Luxury handbag maker Mulberry shrugged off the economic gloom today as it trebled its half-year profits on the back of strong sales at home and abroad.
The group, which has 86 stores and concessions worldwide, including 44 in the UK, posted a 44% increase in like-for-like retail sales in the six months to September as customers took to the new autumn/winter collection.
John Cummins, analyst at Altium Securities, said there was more growth to come as Mulberry was "only just scratching the surface" in many luxury goods markets outside the UK and was under-represented globally.
The group, which plans to open nine new stores in the second half of the year, recorded pre-tax profits of £15.6 million, up from £4.7 million in the previous year, as total revenues rose 62% to £72.3 million.
Shares were 5% higher following today's results.
The group, founded in 1971, has benefited from seemingly insatiable demand for its goods, including its Alexa handbag, named after television presenter Alexa Chung.
The group has consistently shrugged off the consumer spending squeeze as demand for its products continues to grow unabated and it focuses its strategy on international expansion.
The company opened five new stores in the Asia-Pacific region in the first six months, as well as a flagship store in New York, in the fashionable Soho district.
Godfrey Davis, chairman and chief executive, said: "Our strategy to focus on international expansion continues to bear fruit.

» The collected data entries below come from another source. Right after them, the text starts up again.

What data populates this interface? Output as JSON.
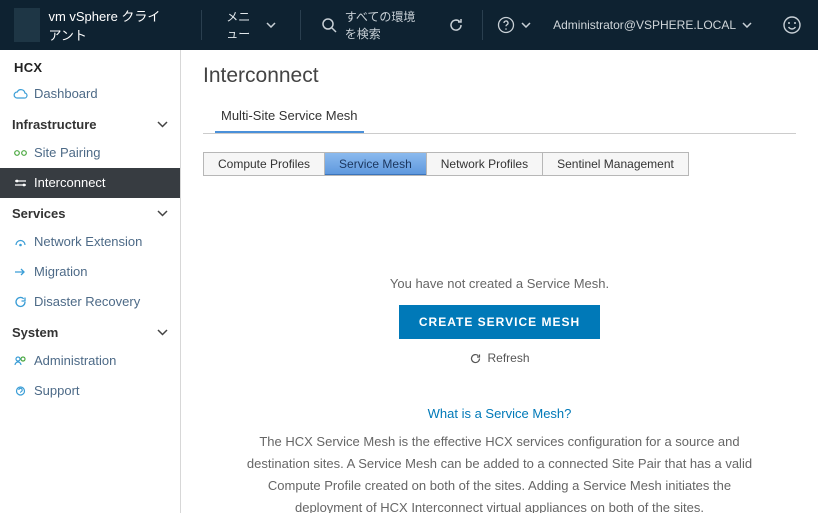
{
  "topbar": {
    "title": "vm vSphere クライアント",
    "menu_label": "メニュー",
    "search_placeholder": "すべての環境を検索",
    "user_label": "Administrator@VSPHERE.LOCAL"
  },
  "sidebar": {
    "app": "HCX",
    "items": [
      {
        "key": "dashboard",
        "label": "Dashboard"
      }
    ],
    "sections": [
      {
        "title": "Infrastructure",
        "items": [
          {
            "key": "site-pairing",
            "label": "Site Pairing"
          },
          {
            "key": "interconnect",
            "label": "Interconnect",
            "active": true
          }
        ]
      },
      {
        "title": "Services",
        "items": [
          {
            "key": "network-extension",
            "label": "Network Extension"
          },
          {
            "key": "migration",
            "label": "Migration"
          },
          {
            "key": "disaster-recovery",
            "label": "Disaster Recovery"
          }
        ]
      },
      {
        "title": "System",
        "items": [
          {
            "key": "administration",
            "label": "Administration"
          },
          {
            "key": "support",
            "label": "Support"
          }
        ]
      }
    ]
  },
  "page": {
    "title": "Interconnect",
    "sub_tab": "Multi-Site Service Mesh",
    "segmented_tabs": [
      {
        "key": "compute-profiles",
        "label": "Compute Profiles"
      },
      {
        "key": "service-mesh",
        "label": "Service Mesh",
        "selected": true
      },
      {
        "key": "network-profiles",
        "label": "Network Profiles"
      },
      {
        "key": "sentinel-management",
        "label": "Sentinel Management"
      }
    ],
    "empty": {
      "message": "You have not created a Service Mesh.",
      "button": "CREATE SERVICE MESH",
      "refresh": "Refresh"
    },
    "info": {
      "heading": "What is a Service Mesh?",
      "body": "The HCX Service Mesh is the effective HCX services configuration for a source and destination sites. A Service Mesh can be added to a connected Site Pair that has a valid Compute Profile created on both of the sites. Adding a Service Mesh initiates the deployment of HCX Interconnect virtual appliances on both of the sites."
    }
  }
}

Against the backdrop of economic uncertainty, Mulberry continues to build market share internationally and we remain cautiously optimistic about the future prospects of the business."

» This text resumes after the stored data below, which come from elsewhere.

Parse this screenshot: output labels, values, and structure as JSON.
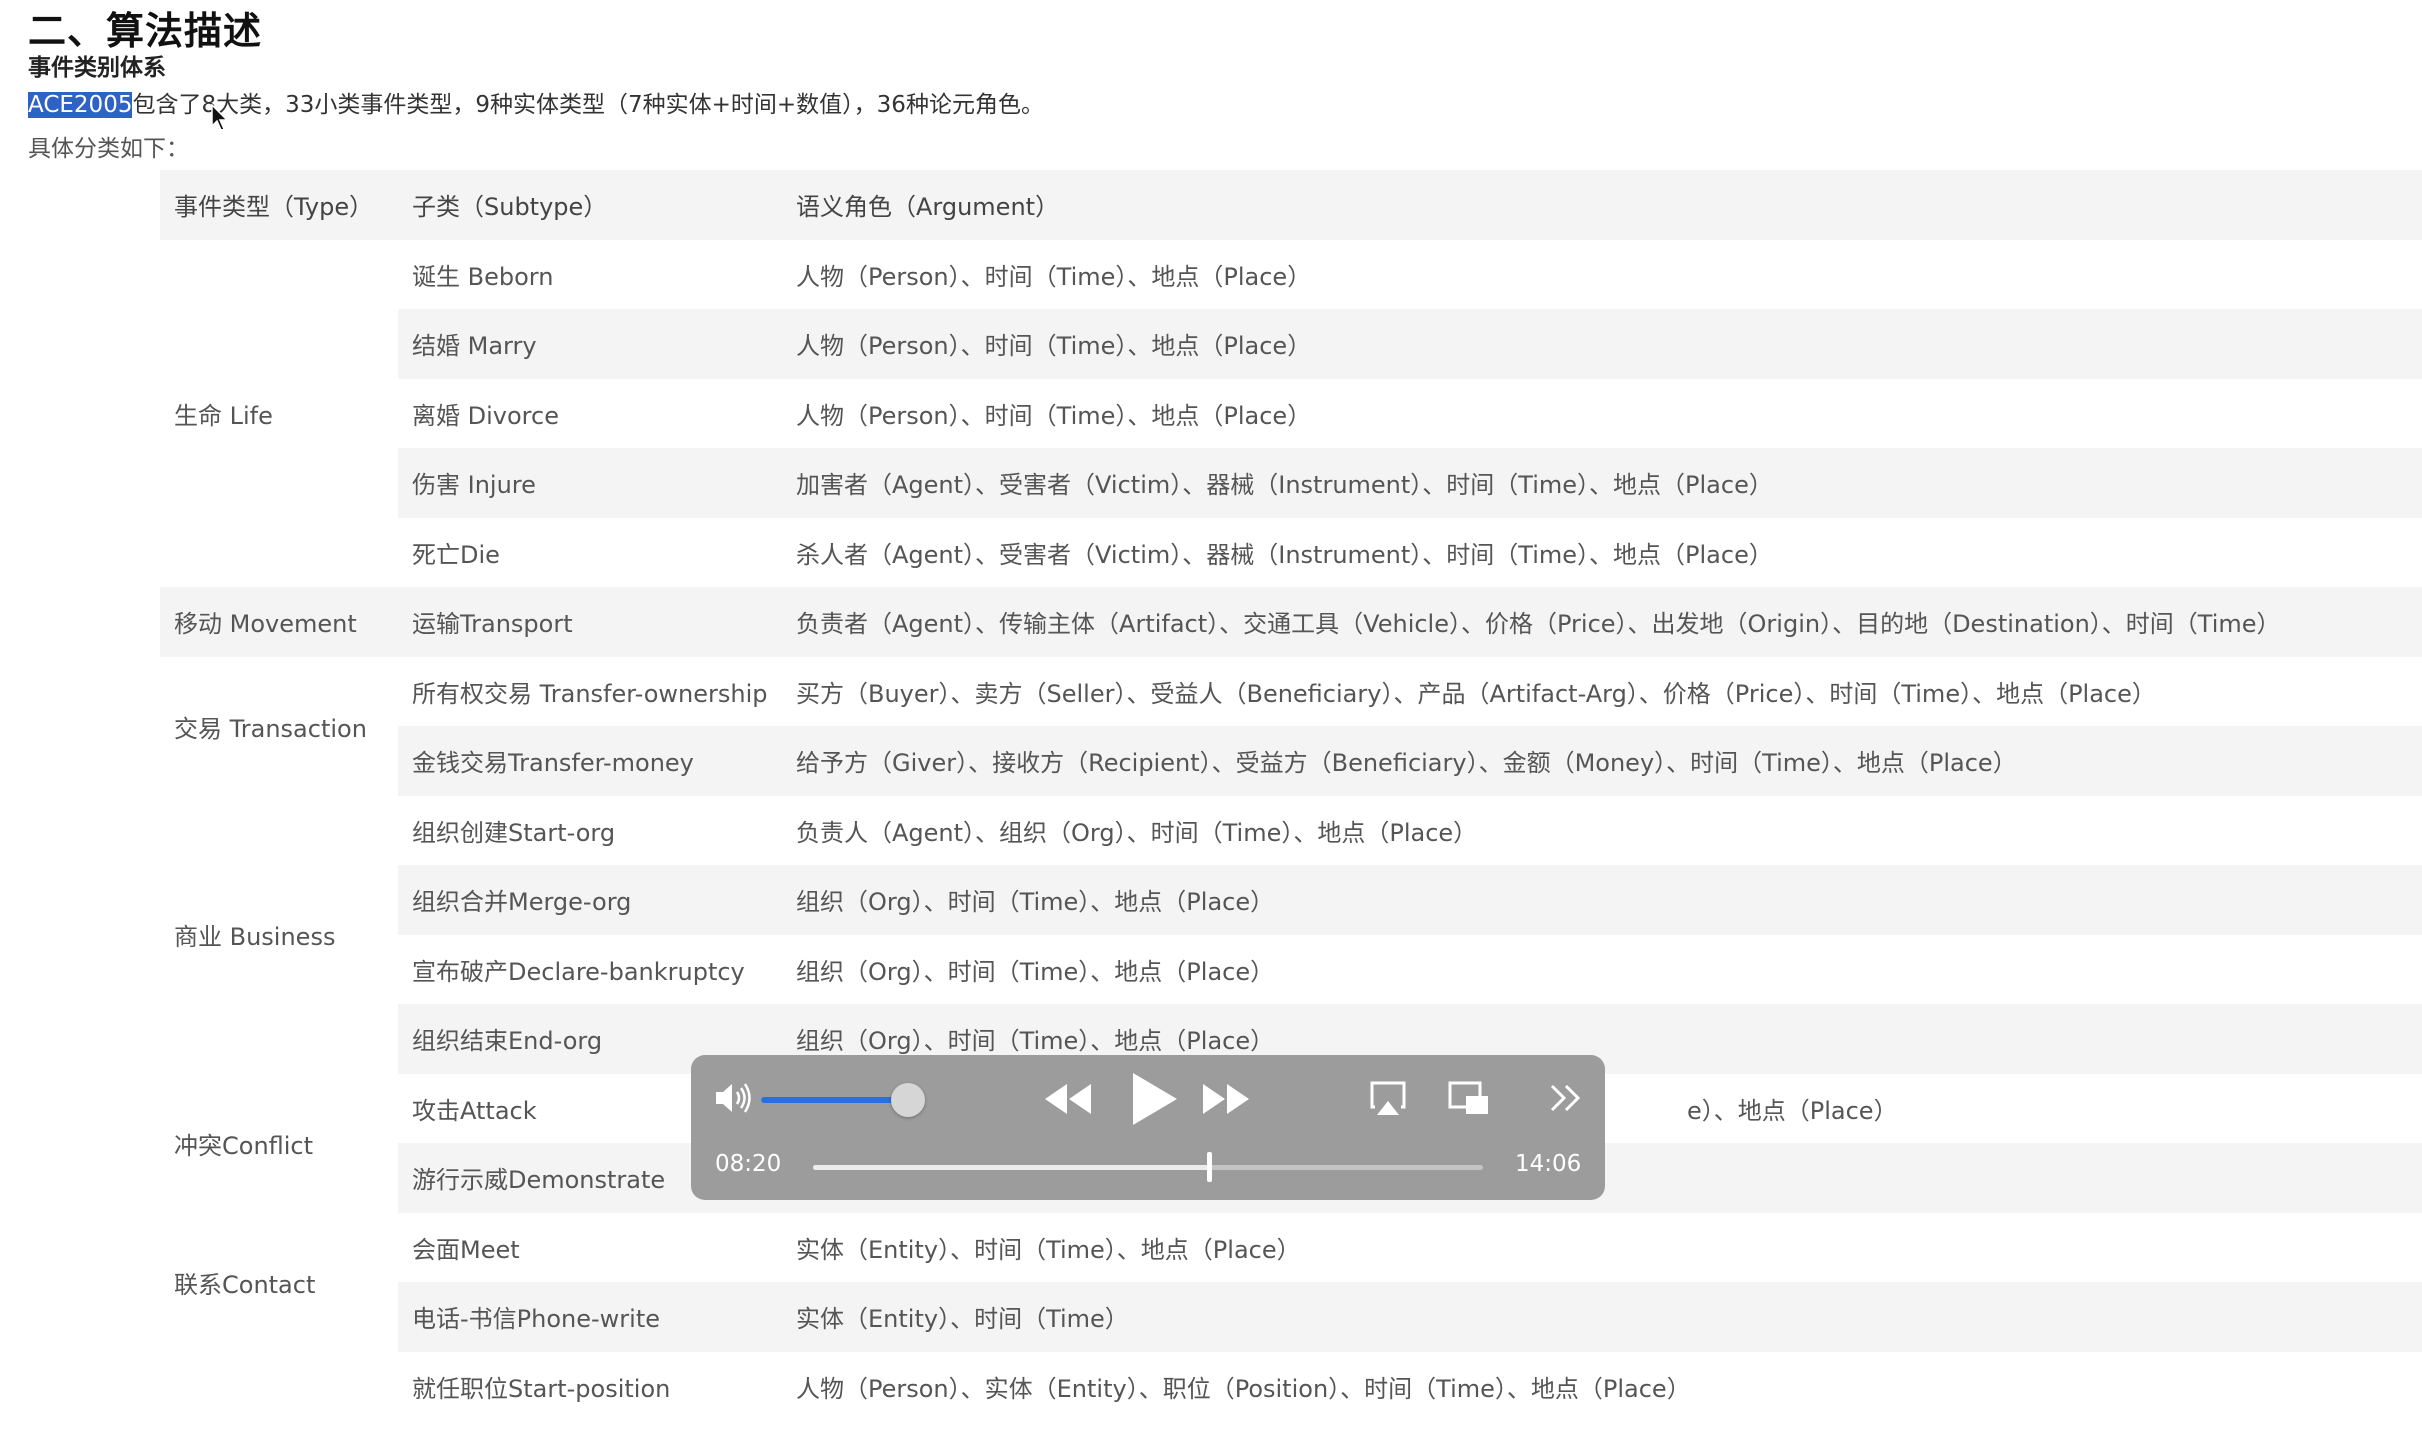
{
  "document": {
    "section_title": "二、算法描述",
    "subsection_title": "事件类别体系",
    "intro_highlight": "ACE2005",
    "intro_rest": "包含了8大类，33小类事件类型，9种实体类型（7种实体+时间+数值），36种论元角色。",
    "detail_line": "具体分类如下："
  },
  "table": {
    "headers": [
      "事件类型（Type）",
      "子类（Subtype）",
      "语义角色（Argument）"
    ],
    "types": {
      "life": "生命 Life",
      "movement": "移动 Movement",
      "transaction": "交易 Transaction",
      "business": "商业 Business",
      "conflict": "冲突Conflict",
      "contact": "联系Contact"
    },
    "rows": [
      {
        "subtype": "诞生 Beborn",
        "argument": "人物（Person）、时间（Time）、地点（Place）"
      },
      {
        "subtype": "结婚 Marry",
        "argument": "人物（Person）、时间（Time）、地点（Place）"
      },
      {
        "subtype": "离婚 Divorce",
        "argument": "人物（Person）、时间（Time）、地点（Place）"
      },
      {
        "subtype": "伤害 Injure",
        "argument": "加害者（Agent）、受害者（Victim）、器械（Instrument）、时间（Time）、地点（Place）"
      },
      {
        "subtype": "死亡Die",
        "argument": "杀人者（Agent）、受害者（Victim）、器械（Instrument）、时间（Time）、地点（Place）"
      },
      {
        "subtype": "运输Transport",
        "argument": "负责者（Agent）、传输主体（Artifact）、交通工具（Vehicle）、价格（Price）、出发地（Origin）、目的地（Destination）、时间（Time）"
      },
      {
        "subtype": "所有权交易 Transfer-ownership",
        "argument": "买方（Buyer）、卖方（Seller）、受益人（Beneficiary）、产品（Artifact-Arg）、价格（Price）、时间（Time）、地点（Place）"
      },
      {
        "subtype": "金钱交易Transfer-money",
        "argument": "给予方（Giver）、接收方（Recipient）、受益方（Beneficiary）、金额（Money）、时间（Time）、地点（Place）"
      },
      {
        "subtype": "组织创建Start-org",
        "argument": "负责人（Agent）、组织（Org）、时间（Time）、地点（Place）"
      },
      {
        "subtype": "组织合并Merge-org",
        "argument": "组织（Org）、时间（Time）、地点（Place）"
      },
      {
        "subtype": "宣布破产Declare-bankruptcy",
        "argument": "组织（Org）、时间（Time）、地点（Place）"
      },
      {
        "subtype": "组织结束End-org",
        "argument": "组织（Org）、时间（Time）、地点（Place）"
      },
      {
        "subtype": "攻击Attack",
        "argument": "e）、地点（Place）"
      },
      {
        "subtype": "游行示威Demonstrate",
        "argument": ""
      },
      {
        "subtype": "会面Meet",
        "argument": "实体（Entity）、时间（Time）、地点（Place）"
      },
      {
        "subtype": "电话-书信Phone-write",
        "argument": "实体（Entity）、时间（Time）"
      },
      {
        "subtype": "就任职位Start-position",
        "argument": "人物（Person）、实体（Entity）、职位（Position）、时间（Time）、地点（Place）"
      }
    ]
  },
  "player": {
    "current_time": "08:20",
    "total_time": "14:06",
    "progress": 0.591,
    "volume": 0.92,
    "accent_color": "#2a6fe0",
    "icons": {
      "volume": "speaker-icon",
      "rewind": "rewind-icon",
      "play": "play-icon",
      "forward": "fast-forward-icon",
      "airplay": "airplay-icon",
      "pip": "picture-in-picture-icon",
      "more": "more-icon"
    }
  }
}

The group has so far been unscathed by the eurozone debt crisis as sales on the continent surged 144% in the period, while US sales were up 82%.
Mulberry said its online sales were ahead 52% at £4.8 million, representing 7% of group sales, and it plans to upgrade its website by the end of the next financial year.
The company said current trading was holding up with like-for-like sales in the 10 weeks to December 3, which although slower than the first half rate of growth, was impacted by strong comparative figures in the same period last year.
Looking ahead, spring/summer 2012 already looks strong with orders up 29% compared with the whole of last summer.